為何大多數的 Joomla! PHP 檔案都以 defined(' JEXEC') 作為開頭...?

From Joomla! Documentation

This page is a translated version of the page Why do most of the Joomla! PHP files start with defined(' JEXEC')? and the translation is 0% complete.

Outdated translations are marked like this.
Other languages:
العربية • ‎Deutsch • ‎English • ‎español • ‎français • ‎Nederlands • ‎中文(台灣)‎

在 Joomla! 中幾乎所有的 PHP 檔案都是由以下宣告聲明開始的:

該聲明宣告會檢查該檔案是否從 Joomla! 內部取出的,並且會保護您的網站,來讓駭客更難以駭入您的網站。

Why do most of the Joomla! PHP files start with defined(' JEXEC')?

它有兩個主要方面的幫助:

The following line is commonly found at the start of Joomla! PHP files:

defined('_JEXEC') or die('Restricted access');

Why?

_JEXEC is a constant that is typically defined in the index.php file at the root of the Joomla! instance and is used to mark a secure entry point into Joomla. The defined or die check makes sure that _JEXEC has been defined in the pathway to get to the file. This is used to ensure that a file that could expose path information because functions, variables or classes aren't defined in that file trip PHP's error reporting and expose a path.
It also prevents accidental injection of variables through a register globals attack that trick the PHP file into thinking it is inside the application when it really isn't.

When?

The check should be added to files that when accessed directly cause a path exposure. For example, the following error occurs when the Backlink System Plugin (/plugins/system/backlink.php file) has had the _JEXEC check disabled:

Fatal error: Call to undefined function jimport() in /Users/pasamio/Sites/workspace/joomla_15/plugins/system/backlink.php on line 18

As is evidenced, the 'jimport' function doesn't exist when the file is directly called so PHP raises an error and exposes the path to the file. Adding the defined or die check to this file will cause a "Restricted access" message to be displayed when the file is accessed.

So the general rule for the JEXEC check is if the PHP file depends on another file to operate properly.
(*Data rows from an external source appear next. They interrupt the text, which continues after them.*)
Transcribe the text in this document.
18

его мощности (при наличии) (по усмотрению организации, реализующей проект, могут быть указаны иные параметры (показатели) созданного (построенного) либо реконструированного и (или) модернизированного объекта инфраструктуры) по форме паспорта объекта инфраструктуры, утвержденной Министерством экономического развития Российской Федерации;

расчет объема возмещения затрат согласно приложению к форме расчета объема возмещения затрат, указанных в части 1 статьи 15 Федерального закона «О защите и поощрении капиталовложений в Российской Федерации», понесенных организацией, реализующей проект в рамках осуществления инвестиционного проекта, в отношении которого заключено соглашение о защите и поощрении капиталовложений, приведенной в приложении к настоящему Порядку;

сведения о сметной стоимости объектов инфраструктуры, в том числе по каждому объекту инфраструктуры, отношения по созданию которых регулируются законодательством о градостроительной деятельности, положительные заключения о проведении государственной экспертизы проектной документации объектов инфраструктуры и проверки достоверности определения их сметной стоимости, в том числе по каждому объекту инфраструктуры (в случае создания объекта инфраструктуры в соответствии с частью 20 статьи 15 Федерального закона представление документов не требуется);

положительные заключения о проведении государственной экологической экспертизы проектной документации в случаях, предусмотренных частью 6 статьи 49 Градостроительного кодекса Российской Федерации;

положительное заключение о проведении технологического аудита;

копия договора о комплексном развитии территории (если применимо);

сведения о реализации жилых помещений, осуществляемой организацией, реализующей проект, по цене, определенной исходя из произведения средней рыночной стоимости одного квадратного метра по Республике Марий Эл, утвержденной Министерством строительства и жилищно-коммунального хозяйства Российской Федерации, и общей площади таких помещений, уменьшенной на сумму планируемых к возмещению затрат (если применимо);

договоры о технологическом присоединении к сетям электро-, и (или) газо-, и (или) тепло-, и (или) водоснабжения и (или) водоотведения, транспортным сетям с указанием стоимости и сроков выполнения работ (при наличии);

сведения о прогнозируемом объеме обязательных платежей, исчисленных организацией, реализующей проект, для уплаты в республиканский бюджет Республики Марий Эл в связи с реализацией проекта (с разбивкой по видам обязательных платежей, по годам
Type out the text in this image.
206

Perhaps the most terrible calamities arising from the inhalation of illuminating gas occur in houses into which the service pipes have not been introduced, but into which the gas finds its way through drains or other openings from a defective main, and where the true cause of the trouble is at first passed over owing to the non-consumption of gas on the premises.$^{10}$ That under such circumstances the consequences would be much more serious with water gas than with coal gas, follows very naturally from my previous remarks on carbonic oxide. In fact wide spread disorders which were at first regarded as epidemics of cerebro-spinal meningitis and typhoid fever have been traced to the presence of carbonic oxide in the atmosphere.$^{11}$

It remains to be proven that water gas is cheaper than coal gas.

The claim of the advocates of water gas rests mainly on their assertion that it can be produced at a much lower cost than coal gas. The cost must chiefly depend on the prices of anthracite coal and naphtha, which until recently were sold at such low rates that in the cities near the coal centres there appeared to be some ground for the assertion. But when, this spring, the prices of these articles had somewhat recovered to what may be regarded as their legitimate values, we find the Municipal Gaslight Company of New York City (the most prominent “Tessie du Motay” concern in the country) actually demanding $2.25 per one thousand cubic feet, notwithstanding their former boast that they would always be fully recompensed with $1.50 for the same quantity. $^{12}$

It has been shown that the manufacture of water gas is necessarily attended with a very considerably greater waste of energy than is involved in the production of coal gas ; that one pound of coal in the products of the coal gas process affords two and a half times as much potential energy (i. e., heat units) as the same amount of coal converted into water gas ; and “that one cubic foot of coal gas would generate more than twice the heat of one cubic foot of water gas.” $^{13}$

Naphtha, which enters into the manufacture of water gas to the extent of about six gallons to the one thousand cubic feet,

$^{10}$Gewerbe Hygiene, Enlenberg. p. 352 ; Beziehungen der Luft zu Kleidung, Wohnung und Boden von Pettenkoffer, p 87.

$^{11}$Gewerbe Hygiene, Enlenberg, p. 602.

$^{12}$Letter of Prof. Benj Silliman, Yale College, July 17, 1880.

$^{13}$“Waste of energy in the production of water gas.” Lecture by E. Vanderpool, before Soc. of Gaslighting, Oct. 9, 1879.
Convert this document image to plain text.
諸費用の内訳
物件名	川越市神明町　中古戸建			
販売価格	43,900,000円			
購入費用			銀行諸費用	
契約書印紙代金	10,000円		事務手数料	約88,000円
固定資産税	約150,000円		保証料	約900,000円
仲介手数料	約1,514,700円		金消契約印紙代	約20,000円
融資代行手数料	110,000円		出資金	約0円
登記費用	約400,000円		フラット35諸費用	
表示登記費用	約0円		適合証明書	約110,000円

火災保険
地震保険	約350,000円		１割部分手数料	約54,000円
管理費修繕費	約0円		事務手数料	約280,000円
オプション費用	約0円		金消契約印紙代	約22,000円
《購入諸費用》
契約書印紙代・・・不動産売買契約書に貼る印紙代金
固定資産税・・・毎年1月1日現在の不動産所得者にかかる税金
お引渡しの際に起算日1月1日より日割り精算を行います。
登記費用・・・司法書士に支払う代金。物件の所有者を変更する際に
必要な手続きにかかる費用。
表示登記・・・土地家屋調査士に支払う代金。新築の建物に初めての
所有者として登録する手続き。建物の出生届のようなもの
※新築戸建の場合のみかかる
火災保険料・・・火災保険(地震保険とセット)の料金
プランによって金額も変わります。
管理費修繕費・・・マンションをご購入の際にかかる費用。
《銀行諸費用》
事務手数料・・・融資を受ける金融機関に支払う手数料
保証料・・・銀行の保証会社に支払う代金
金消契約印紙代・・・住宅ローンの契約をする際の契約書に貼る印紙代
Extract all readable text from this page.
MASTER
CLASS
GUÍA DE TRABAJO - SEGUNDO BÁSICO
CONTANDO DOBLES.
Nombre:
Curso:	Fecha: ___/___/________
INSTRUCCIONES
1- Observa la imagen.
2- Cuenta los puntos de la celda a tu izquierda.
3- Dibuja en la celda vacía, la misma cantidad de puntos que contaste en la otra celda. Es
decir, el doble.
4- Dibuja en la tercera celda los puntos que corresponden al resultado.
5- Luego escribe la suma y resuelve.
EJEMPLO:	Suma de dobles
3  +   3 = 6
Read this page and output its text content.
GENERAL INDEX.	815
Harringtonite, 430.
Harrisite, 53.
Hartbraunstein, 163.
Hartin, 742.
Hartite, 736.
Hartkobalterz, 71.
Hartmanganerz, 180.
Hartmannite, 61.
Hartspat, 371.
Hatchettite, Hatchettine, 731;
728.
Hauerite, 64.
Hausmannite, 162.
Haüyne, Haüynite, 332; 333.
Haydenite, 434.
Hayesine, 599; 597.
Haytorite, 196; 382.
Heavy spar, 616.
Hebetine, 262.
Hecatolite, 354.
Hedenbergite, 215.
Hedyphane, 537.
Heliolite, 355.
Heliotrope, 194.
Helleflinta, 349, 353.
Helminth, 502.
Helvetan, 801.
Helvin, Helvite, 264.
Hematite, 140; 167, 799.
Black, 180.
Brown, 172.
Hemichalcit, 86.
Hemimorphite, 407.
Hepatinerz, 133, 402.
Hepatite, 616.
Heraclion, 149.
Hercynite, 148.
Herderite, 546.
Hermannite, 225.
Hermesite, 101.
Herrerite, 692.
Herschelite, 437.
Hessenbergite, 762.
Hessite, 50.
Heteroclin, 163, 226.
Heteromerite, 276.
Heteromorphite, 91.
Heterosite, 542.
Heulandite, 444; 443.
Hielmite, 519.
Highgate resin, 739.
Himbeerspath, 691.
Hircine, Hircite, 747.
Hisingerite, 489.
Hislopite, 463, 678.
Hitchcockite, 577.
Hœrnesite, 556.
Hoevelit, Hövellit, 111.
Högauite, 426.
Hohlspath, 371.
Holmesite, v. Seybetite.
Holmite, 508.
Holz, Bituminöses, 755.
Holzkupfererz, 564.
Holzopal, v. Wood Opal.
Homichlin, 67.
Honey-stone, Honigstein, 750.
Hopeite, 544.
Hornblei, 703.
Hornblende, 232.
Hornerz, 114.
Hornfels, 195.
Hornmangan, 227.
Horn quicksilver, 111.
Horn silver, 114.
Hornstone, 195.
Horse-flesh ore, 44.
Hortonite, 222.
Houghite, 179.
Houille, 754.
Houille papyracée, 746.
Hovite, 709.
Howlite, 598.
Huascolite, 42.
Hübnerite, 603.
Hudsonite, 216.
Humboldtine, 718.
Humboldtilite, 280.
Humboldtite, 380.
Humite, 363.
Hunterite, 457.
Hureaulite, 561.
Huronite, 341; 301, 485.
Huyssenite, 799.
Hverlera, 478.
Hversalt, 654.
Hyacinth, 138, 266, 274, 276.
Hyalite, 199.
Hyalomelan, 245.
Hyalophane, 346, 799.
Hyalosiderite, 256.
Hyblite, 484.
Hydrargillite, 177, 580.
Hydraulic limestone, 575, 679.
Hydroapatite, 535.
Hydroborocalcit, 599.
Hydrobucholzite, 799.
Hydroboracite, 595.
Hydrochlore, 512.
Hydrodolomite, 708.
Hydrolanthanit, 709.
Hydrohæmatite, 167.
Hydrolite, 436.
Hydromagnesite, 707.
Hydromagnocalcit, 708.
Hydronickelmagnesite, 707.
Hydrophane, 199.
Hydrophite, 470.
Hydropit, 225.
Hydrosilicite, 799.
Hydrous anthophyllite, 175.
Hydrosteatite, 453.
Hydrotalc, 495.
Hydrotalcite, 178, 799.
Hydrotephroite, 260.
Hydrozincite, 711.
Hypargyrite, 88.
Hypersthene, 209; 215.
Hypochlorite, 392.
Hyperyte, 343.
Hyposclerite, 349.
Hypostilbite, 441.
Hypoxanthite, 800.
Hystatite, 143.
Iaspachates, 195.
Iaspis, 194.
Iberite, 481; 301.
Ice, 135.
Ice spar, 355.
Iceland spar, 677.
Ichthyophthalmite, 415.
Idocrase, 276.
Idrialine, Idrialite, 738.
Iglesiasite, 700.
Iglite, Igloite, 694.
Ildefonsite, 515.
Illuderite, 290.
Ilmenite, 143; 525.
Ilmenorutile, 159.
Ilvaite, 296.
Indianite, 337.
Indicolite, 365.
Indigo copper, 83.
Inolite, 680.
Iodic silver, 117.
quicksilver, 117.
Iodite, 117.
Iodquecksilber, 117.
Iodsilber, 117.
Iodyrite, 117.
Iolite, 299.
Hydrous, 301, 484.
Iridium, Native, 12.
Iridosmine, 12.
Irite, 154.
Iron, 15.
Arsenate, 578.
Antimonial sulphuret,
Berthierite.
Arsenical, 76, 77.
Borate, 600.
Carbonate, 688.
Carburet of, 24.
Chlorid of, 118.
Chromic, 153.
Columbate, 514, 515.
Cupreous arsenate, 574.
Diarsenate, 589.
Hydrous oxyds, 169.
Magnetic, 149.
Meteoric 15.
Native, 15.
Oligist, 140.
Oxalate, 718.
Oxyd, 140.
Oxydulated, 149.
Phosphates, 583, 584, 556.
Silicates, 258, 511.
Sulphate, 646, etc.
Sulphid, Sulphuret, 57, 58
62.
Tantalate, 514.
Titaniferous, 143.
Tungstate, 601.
Typically if you access a file directly without the JEXEC check and a PHP error is raised (presuming your PHP error reporting is set to show errors by default) about a missing variable, function, object or similar then the file needs to be protected.

Some files don't need to be protected from this check. They might be files with no external dependencies (e.g. a simple class or bit of code) or they might be external files that can operate without being within Joomla!. Examples of this include TinyMCE's GZip'd Javascript generator which is entirely self contained.